Wednesday, October 29, 2025

The Grind

 Well, I'm in it now. I've been at work for a week and I've got 3 weeks to go. When I get home, the holidays will be starting up, and while I'm not going to be home for Christmas this year, I'll be home for Thanksgiving and New Years, which is pretty good.  So to add to the Honey-Do list for next time I'm home, which is already jam-packed, I need to add losing about 6hrs to ha g the Christmas lights, which I intend to do, as I have not done so in the past 3 years, and frankly I could use the pleasant effect it has, and maybe the neighbors can too.  So that'll be a good project to do a few days before I go back to work. 

       We've been working steady since I got here, right up until yesterday. We've got a little break now, and while I can't go ashore at the lay berth where we're sitting now, we're doing an early crew change today, and Big E is going home, while B is coming in. Big E had surgery 7 months ago and is finally almost recovered, but has been working shorter tours to build up his endurance, but this is the last shortened tour. On his return in 3 weeks, he'll be back to full time. In the meanwhile, B was working overtime elsewhere and I heard they had a major breakdown while he was there, and an awful time, so he'll be relieved, grumpy and hopefully ready to rest when he gets here in a few hours. 

        Dirk the Dutchman, the mayor (and senior captain at this point) of New York Harbor, will be swapping bodies on his prison ship launch (a water taxi) all day today, and in just a few hours that'll happen. I took the launch just last week when I started my tour at HAWSEPIPER'S Afloat Global HQ/ Penal colony, and as always it was great to catch up with Dirk, who at 82 is still spry as hell and while 'retired' keeps his hand as owner of his launch company. 

    As I have been working on boats since age 8, I understand that on a boat something is always broken and in need of repair. That's the nature of boats after all.
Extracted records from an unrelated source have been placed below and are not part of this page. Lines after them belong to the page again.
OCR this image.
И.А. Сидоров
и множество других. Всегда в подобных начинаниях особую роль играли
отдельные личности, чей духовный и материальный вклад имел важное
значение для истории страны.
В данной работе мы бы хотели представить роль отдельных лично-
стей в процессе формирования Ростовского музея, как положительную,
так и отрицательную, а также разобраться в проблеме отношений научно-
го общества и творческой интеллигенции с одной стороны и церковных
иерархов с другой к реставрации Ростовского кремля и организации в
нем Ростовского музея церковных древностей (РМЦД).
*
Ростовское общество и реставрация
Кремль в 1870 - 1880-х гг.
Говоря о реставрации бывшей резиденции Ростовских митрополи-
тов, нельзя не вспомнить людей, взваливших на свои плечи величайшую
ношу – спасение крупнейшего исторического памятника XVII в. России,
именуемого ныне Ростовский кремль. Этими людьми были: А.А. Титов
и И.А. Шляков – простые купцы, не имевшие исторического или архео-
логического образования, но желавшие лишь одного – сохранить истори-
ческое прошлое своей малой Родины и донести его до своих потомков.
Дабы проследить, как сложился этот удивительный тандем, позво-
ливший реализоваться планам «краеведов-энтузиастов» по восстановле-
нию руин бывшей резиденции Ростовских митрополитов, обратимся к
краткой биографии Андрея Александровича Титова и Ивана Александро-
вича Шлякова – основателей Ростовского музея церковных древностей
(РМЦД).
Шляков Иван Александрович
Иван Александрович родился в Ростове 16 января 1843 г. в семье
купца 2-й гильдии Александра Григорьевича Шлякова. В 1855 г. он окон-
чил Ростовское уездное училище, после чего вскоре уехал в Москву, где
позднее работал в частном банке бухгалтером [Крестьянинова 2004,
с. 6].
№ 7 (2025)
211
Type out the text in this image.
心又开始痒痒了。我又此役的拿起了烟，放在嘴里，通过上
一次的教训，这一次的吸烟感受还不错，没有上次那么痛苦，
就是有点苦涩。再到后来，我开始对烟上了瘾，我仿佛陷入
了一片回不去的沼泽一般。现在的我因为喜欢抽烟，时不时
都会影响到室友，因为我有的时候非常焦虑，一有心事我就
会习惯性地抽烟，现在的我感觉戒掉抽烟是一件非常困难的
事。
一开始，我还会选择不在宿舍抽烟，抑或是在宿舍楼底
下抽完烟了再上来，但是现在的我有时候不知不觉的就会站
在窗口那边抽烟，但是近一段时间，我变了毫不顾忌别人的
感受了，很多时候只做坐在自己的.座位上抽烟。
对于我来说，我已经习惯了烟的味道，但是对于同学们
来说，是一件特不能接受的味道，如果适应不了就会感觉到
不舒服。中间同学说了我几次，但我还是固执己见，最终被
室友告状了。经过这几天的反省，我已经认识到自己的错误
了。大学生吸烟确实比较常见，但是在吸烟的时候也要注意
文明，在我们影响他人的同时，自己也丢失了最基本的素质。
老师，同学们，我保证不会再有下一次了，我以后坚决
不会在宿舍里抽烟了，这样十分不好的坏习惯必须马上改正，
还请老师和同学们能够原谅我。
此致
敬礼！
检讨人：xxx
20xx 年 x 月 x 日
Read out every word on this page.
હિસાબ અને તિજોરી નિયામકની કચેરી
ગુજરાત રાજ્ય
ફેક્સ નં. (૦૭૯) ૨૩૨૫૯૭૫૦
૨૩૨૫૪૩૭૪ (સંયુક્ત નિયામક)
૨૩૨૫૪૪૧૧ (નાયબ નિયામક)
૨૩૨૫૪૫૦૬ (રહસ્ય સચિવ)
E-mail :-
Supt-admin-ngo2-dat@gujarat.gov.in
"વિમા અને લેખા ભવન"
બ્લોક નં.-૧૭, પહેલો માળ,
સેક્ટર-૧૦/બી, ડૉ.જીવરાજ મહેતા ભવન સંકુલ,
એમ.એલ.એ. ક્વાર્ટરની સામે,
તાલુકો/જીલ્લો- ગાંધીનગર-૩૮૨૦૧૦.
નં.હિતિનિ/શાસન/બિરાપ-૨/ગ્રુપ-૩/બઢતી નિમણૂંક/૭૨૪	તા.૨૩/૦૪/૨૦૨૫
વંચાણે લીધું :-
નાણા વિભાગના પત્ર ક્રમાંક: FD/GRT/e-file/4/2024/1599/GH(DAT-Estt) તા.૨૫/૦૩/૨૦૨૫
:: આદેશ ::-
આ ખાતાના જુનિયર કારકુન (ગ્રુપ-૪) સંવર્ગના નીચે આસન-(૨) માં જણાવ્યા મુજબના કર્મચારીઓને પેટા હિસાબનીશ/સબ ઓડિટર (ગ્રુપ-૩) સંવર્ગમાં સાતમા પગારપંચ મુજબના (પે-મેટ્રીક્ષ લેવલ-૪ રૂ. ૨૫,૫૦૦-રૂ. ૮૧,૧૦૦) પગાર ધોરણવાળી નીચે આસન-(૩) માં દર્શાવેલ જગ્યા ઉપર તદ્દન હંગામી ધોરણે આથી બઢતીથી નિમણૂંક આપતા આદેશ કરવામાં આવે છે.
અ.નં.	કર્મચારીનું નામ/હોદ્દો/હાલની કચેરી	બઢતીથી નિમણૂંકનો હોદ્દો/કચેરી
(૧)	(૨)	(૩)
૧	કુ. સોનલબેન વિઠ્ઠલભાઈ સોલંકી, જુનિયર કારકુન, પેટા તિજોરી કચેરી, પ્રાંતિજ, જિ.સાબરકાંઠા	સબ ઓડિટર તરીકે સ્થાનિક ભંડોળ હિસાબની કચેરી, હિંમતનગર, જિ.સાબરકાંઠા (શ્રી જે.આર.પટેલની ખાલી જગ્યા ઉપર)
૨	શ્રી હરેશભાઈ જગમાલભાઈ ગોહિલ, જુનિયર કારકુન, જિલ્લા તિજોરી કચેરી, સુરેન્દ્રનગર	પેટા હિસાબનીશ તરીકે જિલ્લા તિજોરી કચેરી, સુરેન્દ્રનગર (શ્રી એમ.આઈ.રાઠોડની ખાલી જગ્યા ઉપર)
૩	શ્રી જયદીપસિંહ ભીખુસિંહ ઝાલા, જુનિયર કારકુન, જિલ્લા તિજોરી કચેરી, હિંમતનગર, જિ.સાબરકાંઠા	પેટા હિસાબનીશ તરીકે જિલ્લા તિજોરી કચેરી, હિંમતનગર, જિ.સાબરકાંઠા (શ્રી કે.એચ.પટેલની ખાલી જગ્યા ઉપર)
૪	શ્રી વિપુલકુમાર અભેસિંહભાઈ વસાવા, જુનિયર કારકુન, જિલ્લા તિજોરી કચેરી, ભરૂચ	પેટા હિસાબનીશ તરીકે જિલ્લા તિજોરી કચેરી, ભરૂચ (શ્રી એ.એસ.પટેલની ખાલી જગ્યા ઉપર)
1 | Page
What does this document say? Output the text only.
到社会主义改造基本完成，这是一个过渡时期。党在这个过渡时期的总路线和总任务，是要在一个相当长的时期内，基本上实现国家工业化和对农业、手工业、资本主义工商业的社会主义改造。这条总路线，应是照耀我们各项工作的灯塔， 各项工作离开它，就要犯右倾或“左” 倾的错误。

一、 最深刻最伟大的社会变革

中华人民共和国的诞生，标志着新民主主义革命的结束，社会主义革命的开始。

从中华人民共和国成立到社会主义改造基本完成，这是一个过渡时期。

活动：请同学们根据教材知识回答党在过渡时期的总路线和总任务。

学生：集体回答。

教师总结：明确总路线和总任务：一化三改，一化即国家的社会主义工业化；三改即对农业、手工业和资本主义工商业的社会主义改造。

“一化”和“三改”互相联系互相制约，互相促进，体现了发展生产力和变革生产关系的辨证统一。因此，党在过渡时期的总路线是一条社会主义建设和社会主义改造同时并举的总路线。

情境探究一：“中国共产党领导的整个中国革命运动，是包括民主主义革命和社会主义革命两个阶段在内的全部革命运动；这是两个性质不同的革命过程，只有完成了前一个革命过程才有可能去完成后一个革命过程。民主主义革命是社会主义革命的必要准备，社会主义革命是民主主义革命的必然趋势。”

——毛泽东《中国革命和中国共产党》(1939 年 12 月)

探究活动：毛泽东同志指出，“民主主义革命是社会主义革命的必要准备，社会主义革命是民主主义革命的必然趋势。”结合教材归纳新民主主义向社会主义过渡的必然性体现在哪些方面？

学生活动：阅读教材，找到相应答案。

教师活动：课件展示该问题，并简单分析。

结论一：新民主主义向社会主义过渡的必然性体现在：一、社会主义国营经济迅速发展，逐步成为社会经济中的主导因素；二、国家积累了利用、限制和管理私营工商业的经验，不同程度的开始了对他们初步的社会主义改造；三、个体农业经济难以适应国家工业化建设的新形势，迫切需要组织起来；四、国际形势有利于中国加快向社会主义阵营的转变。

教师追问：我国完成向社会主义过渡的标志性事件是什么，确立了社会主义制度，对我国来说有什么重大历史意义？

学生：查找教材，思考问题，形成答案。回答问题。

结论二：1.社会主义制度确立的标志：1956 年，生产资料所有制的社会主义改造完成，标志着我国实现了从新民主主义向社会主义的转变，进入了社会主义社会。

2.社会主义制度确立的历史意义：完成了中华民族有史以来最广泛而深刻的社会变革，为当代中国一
This past week the head (bathroom) has been playing merry hell, and while the primary culprit was a burned out macerator pump (boat toilets grind down poop and TP to a slurry before pumping it to a holding tank for treatment), the reason the poop pump got smoked was the control/flush switch was damaged. A new switch wasn't available locally in NYC, and is being shipped, so Jimmy, one of our shoreside staff, an electrician, Jimmy-rigged the switch to sort of work in the meanwhile, if pressed REALLY hard... which worked until yesterday, when the whole switch and its' box just fell into the bulkhead (wall) and disappeared after a piece of wall it was screwed to just said Fuck Off and tore out. 

 So yesterday before my morning bidness, I got to rip out a 20-year old, mildewy, crumbling and piss-spray saturated hardboard wall to retreive the control box. Which smelled magical. Fermented ammonia, stagnant water and mildew.

 A blessing in disguise, really, as, unpleasant as it was, nobody had to crap in a bucket, including me, and our port engineer has a replacement panel and some insulation on order. A new panel should improve the smell, as we already removed the insulatuon, sprayed the space between the old bulkhead and the exteral steel house with dilute bleach and then an enzyme deodorizer we keep on hand for when old guys and hoodboogers with bad aim piss on the deck and bulkheads around the toilet. 

 So I was able to have the Morning Seat in peace, if delayed, and thus yesterday was saved.  At 51 it's really hard to have a nice day if it starts with crapping in a bucket, so even with a hole in the head, we're good.

   We also got stores (supplies) yesterday, which included new office chairs. Fancy gaming chairs, even. I assembled one yesterday and we like it, so I'll build the rest today. If God is kind our schedule will hold and I'll be free today to cook a real lunch, help out B and Big E with shifting their dunnage, and get caught up on paperwork, etc.